An Hommage to Fenway


Nothing resonates through New England as Opening Day at Fenway Park. The first home game of the Red Sox is as sure a sign spring has arrived in New England as the crocuses blooming. Fenway Park, our own little band box originally opening in 1912 the same week the Titanic sank with seats too small, too many posts obstructing our view, way too little parking, standing puddles after a rain delay and facilities clearly built in 1912. Yet, no greater monument to the first church of baseball exists today. The only park that even comes close anymore is sited in Chicago where the Cubs annually endure another year of frustration. If by some miracle the Sox and Cubs ever meet in the World Series, more innings will be played in that series than has ever been played in history and at the last out, the world will end. Revelations will have nothing on this experience.
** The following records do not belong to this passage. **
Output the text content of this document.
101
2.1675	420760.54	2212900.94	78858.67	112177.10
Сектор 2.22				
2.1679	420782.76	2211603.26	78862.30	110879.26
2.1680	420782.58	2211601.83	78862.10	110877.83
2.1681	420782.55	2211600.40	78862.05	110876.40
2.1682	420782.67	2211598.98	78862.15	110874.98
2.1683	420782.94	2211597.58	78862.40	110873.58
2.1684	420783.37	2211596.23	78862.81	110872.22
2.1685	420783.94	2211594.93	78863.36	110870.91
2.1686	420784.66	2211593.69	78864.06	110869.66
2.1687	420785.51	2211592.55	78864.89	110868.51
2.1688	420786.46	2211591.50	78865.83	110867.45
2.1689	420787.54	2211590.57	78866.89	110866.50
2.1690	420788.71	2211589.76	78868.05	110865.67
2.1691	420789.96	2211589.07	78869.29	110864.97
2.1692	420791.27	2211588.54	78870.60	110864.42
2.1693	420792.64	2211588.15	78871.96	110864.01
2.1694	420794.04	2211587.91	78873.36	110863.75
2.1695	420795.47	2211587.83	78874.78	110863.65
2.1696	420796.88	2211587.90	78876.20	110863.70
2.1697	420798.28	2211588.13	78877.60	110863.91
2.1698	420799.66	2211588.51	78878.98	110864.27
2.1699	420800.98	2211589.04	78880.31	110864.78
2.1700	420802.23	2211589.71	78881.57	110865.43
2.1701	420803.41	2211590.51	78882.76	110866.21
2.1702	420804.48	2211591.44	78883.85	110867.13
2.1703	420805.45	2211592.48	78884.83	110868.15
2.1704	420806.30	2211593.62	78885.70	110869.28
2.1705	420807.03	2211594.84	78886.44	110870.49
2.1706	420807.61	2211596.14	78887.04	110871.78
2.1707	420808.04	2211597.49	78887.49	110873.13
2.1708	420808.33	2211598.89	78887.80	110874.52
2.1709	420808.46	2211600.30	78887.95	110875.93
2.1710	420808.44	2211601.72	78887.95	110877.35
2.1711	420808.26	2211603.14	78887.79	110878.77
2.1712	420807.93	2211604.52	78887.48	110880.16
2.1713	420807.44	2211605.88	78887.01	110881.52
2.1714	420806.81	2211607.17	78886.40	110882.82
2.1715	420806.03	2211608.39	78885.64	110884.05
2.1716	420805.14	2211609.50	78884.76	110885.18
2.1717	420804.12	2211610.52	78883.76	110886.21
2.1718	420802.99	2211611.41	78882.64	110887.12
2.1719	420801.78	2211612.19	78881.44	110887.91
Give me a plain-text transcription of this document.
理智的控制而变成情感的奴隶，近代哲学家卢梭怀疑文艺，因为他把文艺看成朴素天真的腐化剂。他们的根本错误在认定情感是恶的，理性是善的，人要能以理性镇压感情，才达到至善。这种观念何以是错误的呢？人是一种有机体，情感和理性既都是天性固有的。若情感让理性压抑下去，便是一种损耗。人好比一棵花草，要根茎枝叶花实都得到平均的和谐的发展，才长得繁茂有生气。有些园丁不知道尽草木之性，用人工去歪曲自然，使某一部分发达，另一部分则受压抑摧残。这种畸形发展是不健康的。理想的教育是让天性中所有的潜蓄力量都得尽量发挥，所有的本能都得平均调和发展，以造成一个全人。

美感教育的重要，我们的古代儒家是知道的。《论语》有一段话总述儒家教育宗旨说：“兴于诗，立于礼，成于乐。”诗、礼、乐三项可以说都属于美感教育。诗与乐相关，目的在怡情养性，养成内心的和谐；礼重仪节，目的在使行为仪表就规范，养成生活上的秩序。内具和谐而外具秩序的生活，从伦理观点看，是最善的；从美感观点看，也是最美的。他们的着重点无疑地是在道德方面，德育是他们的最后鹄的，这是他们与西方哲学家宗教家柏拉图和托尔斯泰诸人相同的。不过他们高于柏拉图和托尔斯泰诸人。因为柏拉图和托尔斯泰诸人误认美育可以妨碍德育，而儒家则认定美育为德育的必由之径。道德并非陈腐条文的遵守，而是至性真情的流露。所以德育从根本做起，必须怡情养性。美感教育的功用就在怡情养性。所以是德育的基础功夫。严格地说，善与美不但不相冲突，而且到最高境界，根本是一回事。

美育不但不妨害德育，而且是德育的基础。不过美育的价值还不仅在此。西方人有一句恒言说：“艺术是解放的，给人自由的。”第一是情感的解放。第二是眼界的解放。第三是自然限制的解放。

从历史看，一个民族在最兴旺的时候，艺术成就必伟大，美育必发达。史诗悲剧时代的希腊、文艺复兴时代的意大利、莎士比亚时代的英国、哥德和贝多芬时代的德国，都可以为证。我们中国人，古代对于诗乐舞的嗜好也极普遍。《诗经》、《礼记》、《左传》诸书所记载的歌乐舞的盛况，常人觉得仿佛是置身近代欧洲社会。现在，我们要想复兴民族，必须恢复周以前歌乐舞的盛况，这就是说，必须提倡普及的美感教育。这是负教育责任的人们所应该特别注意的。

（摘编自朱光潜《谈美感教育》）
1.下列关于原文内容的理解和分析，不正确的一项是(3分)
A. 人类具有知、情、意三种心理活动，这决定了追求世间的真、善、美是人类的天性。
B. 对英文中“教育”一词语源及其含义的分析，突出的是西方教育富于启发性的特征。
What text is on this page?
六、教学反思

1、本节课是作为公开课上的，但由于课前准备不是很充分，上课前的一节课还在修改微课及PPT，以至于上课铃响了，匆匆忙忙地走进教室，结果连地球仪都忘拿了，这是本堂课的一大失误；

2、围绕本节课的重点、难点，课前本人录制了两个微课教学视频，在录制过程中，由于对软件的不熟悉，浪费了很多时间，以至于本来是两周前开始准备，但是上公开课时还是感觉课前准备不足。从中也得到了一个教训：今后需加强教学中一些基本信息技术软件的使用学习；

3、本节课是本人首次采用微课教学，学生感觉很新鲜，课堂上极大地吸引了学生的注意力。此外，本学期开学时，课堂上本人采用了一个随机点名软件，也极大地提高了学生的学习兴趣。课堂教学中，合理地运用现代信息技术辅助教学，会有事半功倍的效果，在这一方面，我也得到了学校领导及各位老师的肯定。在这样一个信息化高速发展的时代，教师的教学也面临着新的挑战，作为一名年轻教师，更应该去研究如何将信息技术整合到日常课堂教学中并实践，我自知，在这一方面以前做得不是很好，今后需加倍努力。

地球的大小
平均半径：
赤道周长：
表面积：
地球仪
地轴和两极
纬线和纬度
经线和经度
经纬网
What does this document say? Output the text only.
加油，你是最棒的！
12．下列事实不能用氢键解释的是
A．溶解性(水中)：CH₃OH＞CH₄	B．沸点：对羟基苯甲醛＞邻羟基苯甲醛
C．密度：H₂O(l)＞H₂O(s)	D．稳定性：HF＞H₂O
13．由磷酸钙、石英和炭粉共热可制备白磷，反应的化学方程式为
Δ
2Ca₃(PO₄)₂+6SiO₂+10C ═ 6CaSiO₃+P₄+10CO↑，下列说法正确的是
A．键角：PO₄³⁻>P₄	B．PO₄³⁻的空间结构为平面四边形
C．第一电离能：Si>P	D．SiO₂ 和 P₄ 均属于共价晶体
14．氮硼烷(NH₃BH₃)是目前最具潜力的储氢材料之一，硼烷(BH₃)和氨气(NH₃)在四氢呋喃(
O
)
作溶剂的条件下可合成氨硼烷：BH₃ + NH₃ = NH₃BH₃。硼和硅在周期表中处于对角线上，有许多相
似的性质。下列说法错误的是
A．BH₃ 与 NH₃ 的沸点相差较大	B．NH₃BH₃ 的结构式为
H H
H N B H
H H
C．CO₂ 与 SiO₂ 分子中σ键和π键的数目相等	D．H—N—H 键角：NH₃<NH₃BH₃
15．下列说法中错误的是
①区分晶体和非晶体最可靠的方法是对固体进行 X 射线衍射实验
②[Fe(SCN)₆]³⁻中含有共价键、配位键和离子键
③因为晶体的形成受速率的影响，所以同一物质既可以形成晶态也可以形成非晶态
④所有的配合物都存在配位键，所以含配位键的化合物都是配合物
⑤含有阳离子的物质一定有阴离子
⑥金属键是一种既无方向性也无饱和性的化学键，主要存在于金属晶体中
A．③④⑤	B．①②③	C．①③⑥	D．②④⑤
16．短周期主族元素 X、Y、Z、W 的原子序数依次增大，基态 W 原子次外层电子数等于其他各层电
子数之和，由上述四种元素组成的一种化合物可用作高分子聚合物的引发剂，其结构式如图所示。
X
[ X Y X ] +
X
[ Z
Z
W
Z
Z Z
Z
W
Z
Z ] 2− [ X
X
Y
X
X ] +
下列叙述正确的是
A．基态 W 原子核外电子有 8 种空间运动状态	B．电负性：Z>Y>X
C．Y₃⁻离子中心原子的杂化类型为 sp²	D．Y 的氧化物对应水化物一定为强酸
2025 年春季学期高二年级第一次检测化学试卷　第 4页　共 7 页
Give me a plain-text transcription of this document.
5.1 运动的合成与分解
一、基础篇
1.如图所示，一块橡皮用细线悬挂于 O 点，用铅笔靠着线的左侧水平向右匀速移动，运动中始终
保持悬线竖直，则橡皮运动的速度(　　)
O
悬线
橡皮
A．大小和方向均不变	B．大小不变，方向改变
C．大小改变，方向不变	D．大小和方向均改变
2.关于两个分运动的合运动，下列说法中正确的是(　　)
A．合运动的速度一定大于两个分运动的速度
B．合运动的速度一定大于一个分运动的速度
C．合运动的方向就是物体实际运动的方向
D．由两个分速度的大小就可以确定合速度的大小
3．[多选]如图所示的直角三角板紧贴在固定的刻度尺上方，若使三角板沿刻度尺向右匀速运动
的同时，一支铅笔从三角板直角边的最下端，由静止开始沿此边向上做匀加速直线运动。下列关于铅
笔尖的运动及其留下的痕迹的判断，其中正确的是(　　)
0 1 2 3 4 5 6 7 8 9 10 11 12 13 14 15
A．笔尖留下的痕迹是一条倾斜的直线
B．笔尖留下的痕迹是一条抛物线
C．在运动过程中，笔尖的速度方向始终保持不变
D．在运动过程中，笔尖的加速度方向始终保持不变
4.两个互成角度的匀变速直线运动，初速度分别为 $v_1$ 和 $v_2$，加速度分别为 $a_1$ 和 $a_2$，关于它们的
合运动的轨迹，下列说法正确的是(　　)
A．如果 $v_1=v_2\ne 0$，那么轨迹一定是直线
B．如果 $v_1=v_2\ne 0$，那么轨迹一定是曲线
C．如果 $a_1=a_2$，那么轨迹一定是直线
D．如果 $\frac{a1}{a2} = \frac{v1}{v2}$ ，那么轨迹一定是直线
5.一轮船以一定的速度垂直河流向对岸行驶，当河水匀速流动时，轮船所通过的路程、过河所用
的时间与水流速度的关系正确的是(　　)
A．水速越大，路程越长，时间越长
Yet, Fenway is our band box, it's our house of memories, it's our linkage between the many generations of fans. It's my memories of sitting with my grandfather bemoaning whatever the most current plight of some Red Sox player who was not performing up to the exhalted expectations placed upon him by the Boston media writers. It's where Ted Williams roamed left field knowing every bump and dent in the Green Monster to play the caroms, it's Mel Parnell pitching brilliantly and losing another 2-1 game, it's Carl Yastremski alone dragging the team to the Series in 1967, it's Luis Tiant in 1975 looking every fan in the park in the eye before delivering another pitch, it's Dick Stuart hitting two home runs but allowing three runs in on errors (they didn't call him Dr. Stoneglove for nothing), it's year after year after year of wonderful and haunting memories. Too many games I've watched between my fingers chanting whatever mantra I thought could lead them to victory.

Yes, today is Opening Day the rebirth of another baseball year and the rebirth of the memories of my youth. Nothing is ever wrong on Opening Day; the grass is greener, the sky is bluer, the hopes never more optimistic. Let the reality begin.